Civil War buffs and supporters of the city’s Grand Army of the Republic Hall at 58 Andrew St. came together Monday night to rededicate the building, which is also on the National Register of Historic Places.

“For Civil War buffs the post is one of the most impressive around,” said Dexter Bishop, a volunteer with the GAR for the past 25-30 years, adding there are 1,243 members of the post, mostly from Lynn.

Mayor Thomas McGee led the ceremony with a speech as the orator. A vacant chair ceremony was also held in remembrance of those who died in the Civil War.
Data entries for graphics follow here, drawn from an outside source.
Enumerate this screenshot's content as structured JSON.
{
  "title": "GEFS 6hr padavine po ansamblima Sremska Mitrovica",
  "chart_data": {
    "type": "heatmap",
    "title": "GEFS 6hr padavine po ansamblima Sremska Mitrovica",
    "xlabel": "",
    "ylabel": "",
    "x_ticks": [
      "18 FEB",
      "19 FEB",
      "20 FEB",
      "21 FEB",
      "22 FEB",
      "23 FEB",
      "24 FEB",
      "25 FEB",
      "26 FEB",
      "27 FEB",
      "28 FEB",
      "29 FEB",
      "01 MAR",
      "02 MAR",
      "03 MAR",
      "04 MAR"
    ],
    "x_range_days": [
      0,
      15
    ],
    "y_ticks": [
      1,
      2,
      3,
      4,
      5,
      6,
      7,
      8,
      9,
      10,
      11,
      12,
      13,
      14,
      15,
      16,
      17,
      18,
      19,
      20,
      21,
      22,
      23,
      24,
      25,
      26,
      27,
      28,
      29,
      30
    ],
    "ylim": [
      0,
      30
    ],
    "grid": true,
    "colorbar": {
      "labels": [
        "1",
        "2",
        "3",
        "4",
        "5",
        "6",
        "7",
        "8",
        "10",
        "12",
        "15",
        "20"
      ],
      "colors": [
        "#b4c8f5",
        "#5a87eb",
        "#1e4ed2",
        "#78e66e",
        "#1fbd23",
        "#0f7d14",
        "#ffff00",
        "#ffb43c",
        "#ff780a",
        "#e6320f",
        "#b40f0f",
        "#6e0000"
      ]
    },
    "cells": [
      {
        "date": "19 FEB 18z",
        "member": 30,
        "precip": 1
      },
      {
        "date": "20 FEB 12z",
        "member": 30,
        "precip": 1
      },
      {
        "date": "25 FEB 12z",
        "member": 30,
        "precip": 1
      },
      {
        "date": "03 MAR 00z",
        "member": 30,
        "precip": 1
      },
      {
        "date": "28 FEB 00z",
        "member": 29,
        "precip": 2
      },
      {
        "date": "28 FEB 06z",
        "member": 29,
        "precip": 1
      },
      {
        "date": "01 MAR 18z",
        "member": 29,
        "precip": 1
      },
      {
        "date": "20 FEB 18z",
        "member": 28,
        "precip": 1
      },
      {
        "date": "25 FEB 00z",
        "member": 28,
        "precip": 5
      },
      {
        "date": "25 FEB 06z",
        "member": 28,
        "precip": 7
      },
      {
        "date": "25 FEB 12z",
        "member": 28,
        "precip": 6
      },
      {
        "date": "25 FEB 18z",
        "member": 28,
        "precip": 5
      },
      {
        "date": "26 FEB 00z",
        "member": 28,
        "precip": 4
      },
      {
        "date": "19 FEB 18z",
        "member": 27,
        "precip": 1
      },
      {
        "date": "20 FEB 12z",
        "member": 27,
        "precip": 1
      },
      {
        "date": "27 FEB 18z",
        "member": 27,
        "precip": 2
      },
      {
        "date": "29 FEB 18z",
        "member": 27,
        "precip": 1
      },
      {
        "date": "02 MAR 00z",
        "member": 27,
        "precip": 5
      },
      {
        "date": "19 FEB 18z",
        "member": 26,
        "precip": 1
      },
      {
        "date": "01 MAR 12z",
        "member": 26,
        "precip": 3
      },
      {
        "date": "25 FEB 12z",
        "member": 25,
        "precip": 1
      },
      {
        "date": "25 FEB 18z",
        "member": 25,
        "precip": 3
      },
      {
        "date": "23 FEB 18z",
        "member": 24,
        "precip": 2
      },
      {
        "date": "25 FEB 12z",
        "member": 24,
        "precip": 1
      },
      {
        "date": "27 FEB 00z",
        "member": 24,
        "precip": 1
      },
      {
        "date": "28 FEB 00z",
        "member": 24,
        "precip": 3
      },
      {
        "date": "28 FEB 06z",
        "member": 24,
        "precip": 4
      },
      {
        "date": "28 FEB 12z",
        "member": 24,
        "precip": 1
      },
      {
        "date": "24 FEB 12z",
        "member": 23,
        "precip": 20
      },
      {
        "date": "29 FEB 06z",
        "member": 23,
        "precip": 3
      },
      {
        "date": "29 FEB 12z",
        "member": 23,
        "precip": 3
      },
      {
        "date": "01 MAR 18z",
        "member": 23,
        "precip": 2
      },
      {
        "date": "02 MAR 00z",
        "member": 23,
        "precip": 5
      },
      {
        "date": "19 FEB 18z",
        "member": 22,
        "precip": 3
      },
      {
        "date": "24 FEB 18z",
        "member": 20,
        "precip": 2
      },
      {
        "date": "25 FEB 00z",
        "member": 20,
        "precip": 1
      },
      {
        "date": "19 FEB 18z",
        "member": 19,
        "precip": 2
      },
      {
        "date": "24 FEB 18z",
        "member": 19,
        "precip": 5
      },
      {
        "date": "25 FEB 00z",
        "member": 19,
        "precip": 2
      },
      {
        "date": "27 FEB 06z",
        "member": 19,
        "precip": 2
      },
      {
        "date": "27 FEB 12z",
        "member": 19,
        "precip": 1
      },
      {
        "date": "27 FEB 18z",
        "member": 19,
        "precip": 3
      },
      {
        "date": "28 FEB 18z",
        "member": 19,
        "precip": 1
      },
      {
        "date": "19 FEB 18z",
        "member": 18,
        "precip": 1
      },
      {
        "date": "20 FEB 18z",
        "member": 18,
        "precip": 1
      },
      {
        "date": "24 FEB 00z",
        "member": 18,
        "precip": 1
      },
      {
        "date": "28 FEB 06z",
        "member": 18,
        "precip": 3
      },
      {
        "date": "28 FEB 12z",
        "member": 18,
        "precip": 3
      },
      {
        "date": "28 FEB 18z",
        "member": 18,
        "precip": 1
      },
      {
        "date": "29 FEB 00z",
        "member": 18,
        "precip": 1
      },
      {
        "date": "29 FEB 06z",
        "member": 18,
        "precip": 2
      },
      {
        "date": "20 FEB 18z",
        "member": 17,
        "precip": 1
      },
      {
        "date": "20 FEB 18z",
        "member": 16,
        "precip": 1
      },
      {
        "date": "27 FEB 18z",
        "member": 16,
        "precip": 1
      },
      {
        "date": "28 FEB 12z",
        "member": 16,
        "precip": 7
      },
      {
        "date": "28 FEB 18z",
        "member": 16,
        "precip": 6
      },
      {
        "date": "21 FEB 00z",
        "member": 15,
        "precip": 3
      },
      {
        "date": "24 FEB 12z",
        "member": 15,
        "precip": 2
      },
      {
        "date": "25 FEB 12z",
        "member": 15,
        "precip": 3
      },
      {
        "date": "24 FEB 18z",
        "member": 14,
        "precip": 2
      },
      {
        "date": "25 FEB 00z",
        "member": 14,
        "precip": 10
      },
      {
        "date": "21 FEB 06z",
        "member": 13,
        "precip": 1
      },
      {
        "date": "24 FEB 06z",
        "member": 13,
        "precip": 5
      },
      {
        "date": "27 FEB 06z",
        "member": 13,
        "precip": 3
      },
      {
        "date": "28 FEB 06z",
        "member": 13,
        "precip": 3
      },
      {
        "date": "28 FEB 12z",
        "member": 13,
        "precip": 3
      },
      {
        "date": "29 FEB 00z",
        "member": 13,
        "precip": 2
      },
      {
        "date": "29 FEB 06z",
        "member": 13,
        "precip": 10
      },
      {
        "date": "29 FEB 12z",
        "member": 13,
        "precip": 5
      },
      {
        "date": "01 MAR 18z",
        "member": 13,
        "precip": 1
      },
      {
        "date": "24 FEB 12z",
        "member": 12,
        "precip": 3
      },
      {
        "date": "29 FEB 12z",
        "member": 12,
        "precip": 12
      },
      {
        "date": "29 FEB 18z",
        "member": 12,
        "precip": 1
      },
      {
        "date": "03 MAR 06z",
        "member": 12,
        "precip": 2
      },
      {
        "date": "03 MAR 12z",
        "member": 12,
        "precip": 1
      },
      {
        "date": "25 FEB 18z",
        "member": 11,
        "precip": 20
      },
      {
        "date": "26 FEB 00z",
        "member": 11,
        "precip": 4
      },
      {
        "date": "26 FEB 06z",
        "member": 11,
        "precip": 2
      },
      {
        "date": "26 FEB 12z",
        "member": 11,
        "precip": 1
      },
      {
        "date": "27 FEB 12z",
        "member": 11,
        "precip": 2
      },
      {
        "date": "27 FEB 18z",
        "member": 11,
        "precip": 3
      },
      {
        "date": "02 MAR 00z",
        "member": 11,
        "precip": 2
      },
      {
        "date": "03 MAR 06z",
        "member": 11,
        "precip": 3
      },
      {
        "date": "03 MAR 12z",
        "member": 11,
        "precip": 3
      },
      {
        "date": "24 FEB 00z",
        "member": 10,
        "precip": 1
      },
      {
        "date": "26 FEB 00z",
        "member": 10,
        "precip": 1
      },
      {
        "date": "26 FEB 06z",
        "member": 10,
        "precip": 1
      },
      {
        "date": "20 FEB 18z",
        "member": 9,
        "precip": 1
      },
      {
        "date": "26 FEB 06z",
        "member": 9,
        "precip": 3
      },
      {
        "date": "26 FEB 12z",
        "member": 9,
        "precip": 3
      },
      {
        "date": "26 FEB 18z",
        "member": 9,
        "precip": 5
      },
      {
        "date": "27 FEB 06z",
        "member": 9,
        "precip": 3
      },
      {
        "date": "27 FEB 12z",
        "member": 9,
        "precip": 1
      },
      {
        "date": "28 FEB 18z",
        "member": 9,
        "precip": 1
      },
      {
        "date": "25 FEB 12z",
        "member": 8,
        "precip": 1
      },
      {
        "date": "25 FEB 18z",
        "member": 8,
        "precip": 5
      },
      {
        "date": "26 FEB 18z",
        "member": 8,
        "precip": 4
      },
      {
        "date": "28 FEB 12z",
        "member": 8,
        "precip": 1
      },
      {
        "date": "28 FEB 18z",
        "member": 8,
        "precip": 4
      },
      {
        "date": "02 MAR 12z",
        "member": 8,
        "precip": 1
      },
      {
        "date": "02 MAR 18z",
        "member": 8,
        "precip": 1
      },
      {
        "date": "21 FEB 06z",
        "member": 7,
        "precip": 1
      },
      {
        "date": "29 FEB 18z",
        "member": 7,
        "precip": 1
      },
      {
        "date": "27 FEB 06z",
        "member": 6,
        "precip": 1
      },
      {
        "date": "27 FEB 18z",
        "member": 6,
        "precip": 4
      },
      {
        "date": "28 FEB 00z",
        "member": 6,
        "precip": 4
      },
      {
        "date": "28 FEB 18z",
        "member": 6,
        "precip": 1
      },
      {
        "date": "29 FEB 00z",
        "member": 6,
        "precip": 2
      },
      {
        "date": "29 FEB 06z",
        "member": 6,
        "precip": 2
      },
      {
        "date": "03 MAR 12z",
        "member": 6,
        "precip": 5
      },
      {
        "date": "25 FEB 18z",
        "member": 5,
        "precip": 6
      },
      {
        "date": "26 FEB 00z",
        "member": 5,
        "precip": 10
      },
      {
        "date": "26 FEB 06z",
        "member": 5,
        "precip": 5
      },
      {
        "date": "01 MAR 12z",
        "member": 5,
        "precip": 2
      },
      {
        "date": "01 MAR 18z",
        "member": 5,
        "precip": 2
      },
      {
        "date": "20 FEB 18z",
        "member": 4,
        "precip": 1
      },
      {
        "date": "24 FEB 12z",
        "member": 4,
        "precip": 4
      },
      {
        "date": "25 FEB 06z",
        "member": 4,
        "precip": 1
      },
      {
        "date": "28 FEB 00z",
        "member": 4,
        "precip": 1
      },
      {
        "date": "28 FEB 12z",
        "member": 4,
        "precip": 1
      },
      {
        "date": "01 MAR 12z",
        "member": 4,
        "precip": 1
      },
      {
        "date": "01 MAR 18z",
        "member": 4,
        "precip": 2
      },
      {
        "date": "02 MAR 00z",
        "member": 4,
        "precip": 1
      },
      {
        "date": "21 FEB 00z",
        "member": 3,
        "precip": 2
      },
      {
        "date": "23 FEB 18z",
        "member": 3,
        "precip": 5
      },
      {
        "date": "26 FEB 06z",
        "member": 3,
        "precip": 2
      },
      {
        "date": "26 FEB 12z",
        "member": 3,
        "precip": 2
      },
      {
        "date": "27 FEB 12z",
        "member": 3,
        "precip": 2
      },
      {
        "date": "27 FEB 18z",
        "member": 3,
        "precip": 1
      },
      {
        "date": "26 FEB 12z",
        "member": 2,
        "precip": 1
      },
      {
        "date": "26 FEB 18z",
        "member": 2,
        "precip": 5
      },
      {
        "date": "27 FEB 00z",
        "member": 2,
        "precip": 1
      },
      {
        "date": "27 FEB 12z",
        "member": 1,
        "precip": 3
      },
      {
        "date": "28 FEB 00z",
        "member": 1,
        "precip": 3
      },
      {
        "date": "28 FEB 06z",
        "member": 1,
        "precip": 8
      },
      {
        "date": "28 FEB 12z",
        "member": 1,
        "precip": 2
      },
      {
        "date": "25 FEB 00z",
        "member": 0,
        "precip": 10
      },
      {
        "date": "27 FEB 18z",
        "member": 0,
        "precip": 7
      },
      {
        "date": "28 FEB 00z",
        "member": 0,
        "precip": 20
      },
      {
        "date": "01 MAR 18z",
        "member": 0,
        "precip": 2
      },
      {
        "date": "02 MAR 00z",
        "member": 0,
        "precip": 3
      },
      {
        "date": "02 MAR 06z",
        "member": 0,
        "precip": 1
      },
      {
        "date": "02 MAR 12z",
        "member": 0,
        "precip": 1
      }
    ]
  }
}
Also known as the Frederick W. Lander Post No. 5 (one of 210 GAR posts in Massachusetts), the hall was built in 1885 by members of the Grand Army of the Republic, to be used as a meeting hall and a memorial to the Union Army veterans of the Civil War.

The Main Hall on the third floor of the building, which is also a museum, is 56 feet by 46 feet filled with original furnishing and hundreds of photographs of local Civil War veterans.

Originally, funds for the building were raised by local Civil War veterans for what was then the largest GAR Post in the country.

Right now the building is in some serious need of work and the Friends of the GAR are trying to raise a portion of the $3.5 million needed to fix the building, which is owned by the city. The staging currently outside the building is for safety reasons.